Breaking the rules could now land you with a maximum $100,000 fine and two years' prison instead of $10,000 and a six-month term.
We shall dispense quickly with the immediate brokers' complaints. They say it will stop day trading because people who buy stock in the morning cannot sell it the same afternoon as they will not yet have taken delivery of it.
Very well, this may represent a glitch in the wording of the legislation. We may take the Government at its word that it does not intend to stop day trading, however, in which case this glitch is easily enough fixed.
Some brokers also complain that it is a nuisance to ask short-sellers for proof of stock borrowing.
Tough luck. It means more headache, more work and more cost but dealing rooms over the past 10 years have adjusted themselves to more onerous changes.
The real problem is that while more severe penalties may induce Joe Punter in Hong Kong to think harder about his options when he is bearish on the market and already sold out, they really cannot stop bigger speculators from selling short offshore as much as they have before.
The reach of Hong Kong's law goes only as far as Hong Kong's borders.
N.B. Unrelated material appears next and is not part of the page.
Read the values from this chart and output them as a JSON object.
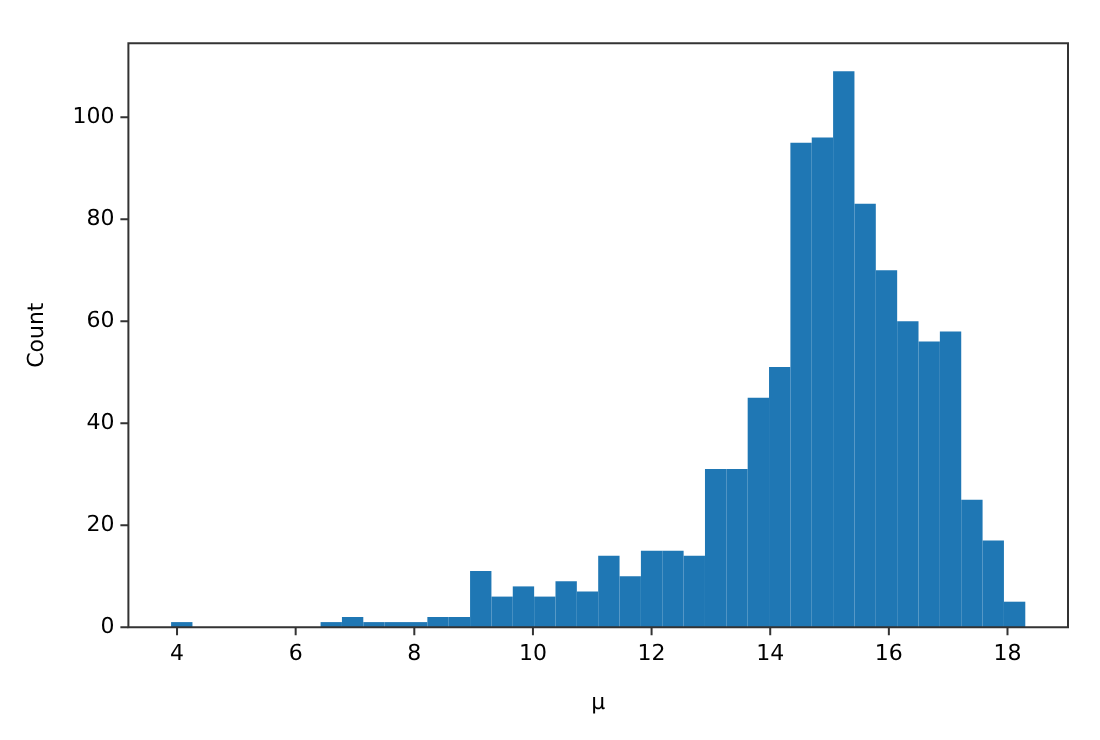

Big investment banks in New York are not about to open their books to Hong Kong regulators and are not much deterred by foreign laws under which they do not operate.
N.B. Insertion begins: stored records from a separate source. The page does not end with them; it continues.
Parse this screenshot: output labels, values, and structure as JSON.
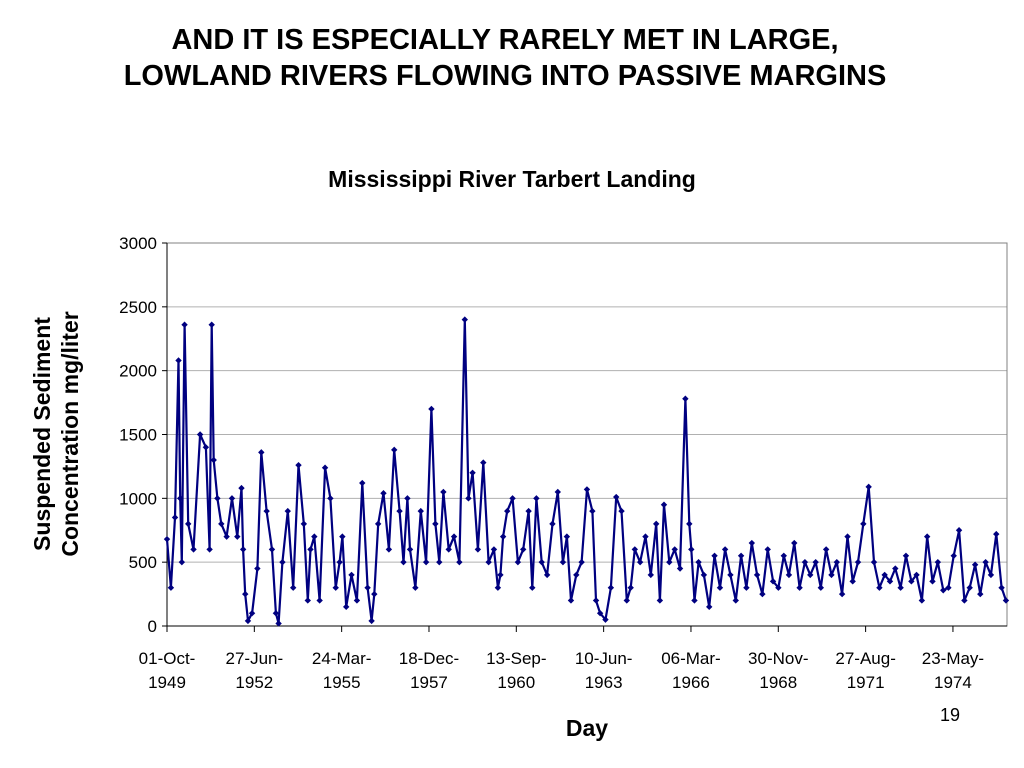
{
  "slide": {
    "title_line1": "AND IT IS ESPECIALLY RARELY MET IN LARGE,",
    "title_line2": "LOWLAND RIVERS FLOWING INTO PASSIVE MARGINS",
    "page_number": "19"
  },
  "chart_data": {
    "type": "line",
    "title": "Mississippi River Tarbert Landing",
    "xlabel": "Day",
    "ylabel_line1": "Suspended Sediment",
    "ylabel_line2": "Concentration mg/liter",
    "ylim": [
      0,
      3000
    ],
    "yticks": [
      "0",
      "500",
      "1000",
      "1500",
      "2000",
      "2500",
      "3000"
    ],
    "xlim": [
      "1949-10-01",
      "1976-02-01"
    ],
    "xticks": [
      {
        "date": "1949-10-01",
        "label1": "01-Oct-",
        "label2": "1949"
      },
      {
        "date": "1952-06-27",
        "label1": "27-Jun-",
        "label2": "1952"
      },
      {
        "date": "1955-03-24",
        "label1": "24-Mar-",
        "label2": "1955"
      },
      {
        "date": "1957-12-18",
        "label1": "18-Dec-",
        "label2": "1957"
      },
      {
        "date": "1960-09-13",
        "label1": "13-Sep-",
        "label2": "1960"
      },
      {
        "date": "1963-06-10",
        "label1": "10-Jun-",
        "label2": "1963"
      },
      {
        "date": "1966-03-06",
        "label1": "06-Mar-",
        "label2": "1966"
      },
      {
        "date": "1968-11-30",
        "label1": "30-Nov-",
        "label2": "1968"
      },
      {
        "date": "1971-08-27",
        "label1": "27-Aug-",
        "label2": "1971"
      },
      {
        "date": "1974-05-23",
        "label1": "23-May-",
        "label2": "1974"
      }
    ],
    "grid_y": true,
    "legend": "none",
    "series": [
      {
        "color": "#000080",
        "marker": "diamond",
        "x": [
          "1949-10-01",
          "1949-11-15",
          "1950-01-01",
          "1950-02-10",
          "1950-03-01",
          "1950-03-20",
          "1950-04-20",
          "1950-06-01",
          "1950-08-01",
          "1950-10-15",
          "1950-12-20",
          "1951-02-01",
          "1951-02-25",
          "1951-03-20",
          "1951-05-01",
          "1951-06-15",
          "1951-08-15",
          "1951-10-15",
          "1951-12-15",
          "1952-02-01",
          "1952-02-20",
          "1952-03-15",
          "1952-04-15",
          "1952-06-01",
          "1952-08-01",
          "1952-09-15",
          "1952-11-15",
          "1953-01-15",
          "1953-03-01",
          "1953-04-01",
          "1953-05-15",
          "1953-07-15",
          "1953-09-15",
          "1953-11-15",
          "1954-01-15",
          "1954-03-01",
          "1954-04-01",
          "1954-05-15",
          "1954-07-15",
          "1954-09-15",
          "1954-11-15",
          "1955-01-15",
          "1955-03-01",
          "1955-04-01",
          "1955-05-15",
          "1955-07-15",
          "1955-09-15",
          "1955-11-15",
          "1956-01-15",
          "1956-03-01",
          "1956-04-01",
          "1956-05-15",
          "1956-07-15",
          "1956-09-15",
          "1956-11-15",
          "1957-01-15",
          "1957-03-01",
          "1957-04-15",
          "1957-05-15",
          "1957-07-15",
          "1957-09-15",
          "1957-11-15",
          "1958-01-15",
          "1958-03-01",
          "1958-04-15",
          "1958-06-01",
          "1958-08-01",
          "1958-10-01",
          "1958-12-01",
          "1959-02-01",
          "1959-03-15",
          "1959-05-01",
          "1959-07-01",
          "1959-09-01",
          "1959-11-01",
          "1960-01-01",
          "1960-02-15",
          "1960-03-15",
          "1960-04-15",
          "1960-06-01",
          "1960-08-01",
          "1960-10-01",
          "1960-12-01",
          "1961-02-01",
          "1961-03-15",
          "1961-05-01",
          "1961-07-01",
          "1961-09-01",
          "1961-11-01",
          "1962-01-01",
          "1962-03-01",
          "1962-04-15",
          "1962-06-01",
          "1962-08-01",
          "1962-10-01",
          "1962-12-01",
          "1963-02-01",
          "1963-03-15",
          "1963-05-01",
          "1963-07-01",
          "1963-09-01",
          "1963-11-01",
          "1964-01-01",
          "1964-03-01",
          "1964-04-15",
          "1964-06-01",
          "1964-08-01",
          "1964-10-01",
          "1964-12-01",
          "1965-02-01",
          "1965-03-15",
          "1965-05-01",
          "1965-07-01",
          "1965-09-01",
          "1965-11-01",
          "1966-01-01",
          "1966-02-15",
          "1966-03-10",
          "1966-04-15",
          "1966-06-01",
          "1966-08-01",
          "1966-10-01",
          "1966-12-01",
          "1967-02-01",
          "1967-04-01",
          "1967-06-01",
          "1967-08-01",
          "1967-10-01",
          "1967-12-01",
          "1968-02-01",
          "1968-04-01",
          "1968-06-01",
          "1968-08-01",
          "1968-10-01",
          "1968-12-01",
          "1969-02-01",
          "1969-04-01",
          "1969-06-01",
          "1969-08-01",
          "1969-10-01",
          "1969-12-01",
          "1970-02-01",
          "1970-04-01",
          "1970-06-01",
          "1970-08-01",
          "1970-10-01",
          "1970-12-01",
          "1971-02-01",
          "1971-04-01",
          "1971-06-01",
          "1971-08-01",
          "1971-10-01",
          "1971-12-01",
          "1972-02-01",
          "1972-04-01",
          "1972-06-01",
          "1972-08-01",
          "1972-10-01",
          "1972-12-01",
          "1973-02-01",
          "1973-04-01",
          "1973-06-01",
          "1973-08-01",
          "1973-10-01",
          "1973-12-01",
          "1974-02-01",
          "1974-04-01",
          "1974-06-01",
          "1974-08-01",
          "1974-10-01",
          "1974-12-01",
          "1975-02-01",
          "1975-04-01",
          "1975-06-01",
          "1975-08-01",
          "1975-10-01",
          "1975-12-01",
          "1976-01-20"
        ],
        "y": [
          680,
          300,
          850,
          2080,
          1000,
          500,
          2360,
          800,
          600,
          1500,
          1400,
          600,
          2360,
          1300,
          1000,
          800,
          700,
          1000,
          700,
          1080,
          600,
          250,
          40,
          100,
          450,
          1360,
          900,
          600,
          100,
          20,
          500,
          900,
          300,
          1260,
          800,
          200,
          600,
          700,
          200,
          1240,
          1000,
          300,
          500,
          700,
          150,
          400,
          200,
          1120,
          300,
          40,
          250,
          800,
          1040,
          600,
          1380,
          900,
          500,
          1000,
          600,
          300,
          900,
          500,
          1700,
          800,
          500,
          1050,
          600,
          700,
          500,
          2400,
          1000,
          1200,
          600,
          1280,
          500,
          600,
          300,
          400,
          700,
          900,
          1000,
          500,
          600,
          900,
          300,
          1000,
          500,
          400,
          800,
          1050,
          500,
          700,
          200,
          400,
          500,
          1070,
          900,
          200,
          100,
          50,
          300,
          1010,
          900,
          200,
          300,
          600,
          500,
          700,
          400,
          800,
          200,
          950,
          500,
          600,
          450,
          1780,
          800,
          600,
          200,
          500,
          400,
          150,
          550,
          300,
          600,
          400,
          200,
          550,
          300,
          650,
          400,
          250,
          600,
          350,
          300,
          550,
          400,
          650,
          300,
          500,
          400,
          500,
          300,
          600,
          400,
          500,
          250,
          700,
          350,
          500,
          800,
          1090,
          500,
          300,
          400,
          350,
          450,
          300,
          550,
          350,
          400,
          200,
          700,
          350,
          500,
          280,
          300,
          550,
          750,
          200,
          300,
          480,
          250,
          500,
          400,
          720,
          300,
          200
        ]
      }
    ]
  }
}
It works differently the other way round of course. US courts have proved time and again that they can prise information out of foreign financial concerns under threat of what they can do to the operations of those concerns in the United States.
But we are small and they are big. That's the way life is and we should recognise that there are some loopholes we cannot close when we impose market regulations.
Rather than tighten up control over short-selling, the new penalties may serve only to drive more of it offshore and not only make our control of it looser but deprive local investors of trading flexibility when their foreign counterparts suffer no real loss of this flexibility at all.
There is more to bear in mind here, however. Back in mid-1998 some market manipulators used short-selling as one of their tools in money-making exercises that briefly appeared to destabilise our financial system.
Whether the short-selling itself was as great a threat as it then appeared is a moot question. The currency was under attack in any case, the market was legitimately weak and there were other reasons for our difficulties. Short-selling may have been a visible culprit but it cannot have been the most serious.
Government officials, however, got themselves seriously worked up about it, particularly when it seemed that some shorts were not being squeezed as hard as they could have been following the $120 billion intervention in the market in August of that year.
So here is the question. Are we now getting this move to heavier penalties for illegal short sales because our Government is still worked up about this episode? If so, what we may really need is a cooling off period with more time for calm reflection about whether short-selling is something nasty that manipulators do or whether it is actually a mechanism that allows market prices to adjust more quickly to changing conditions.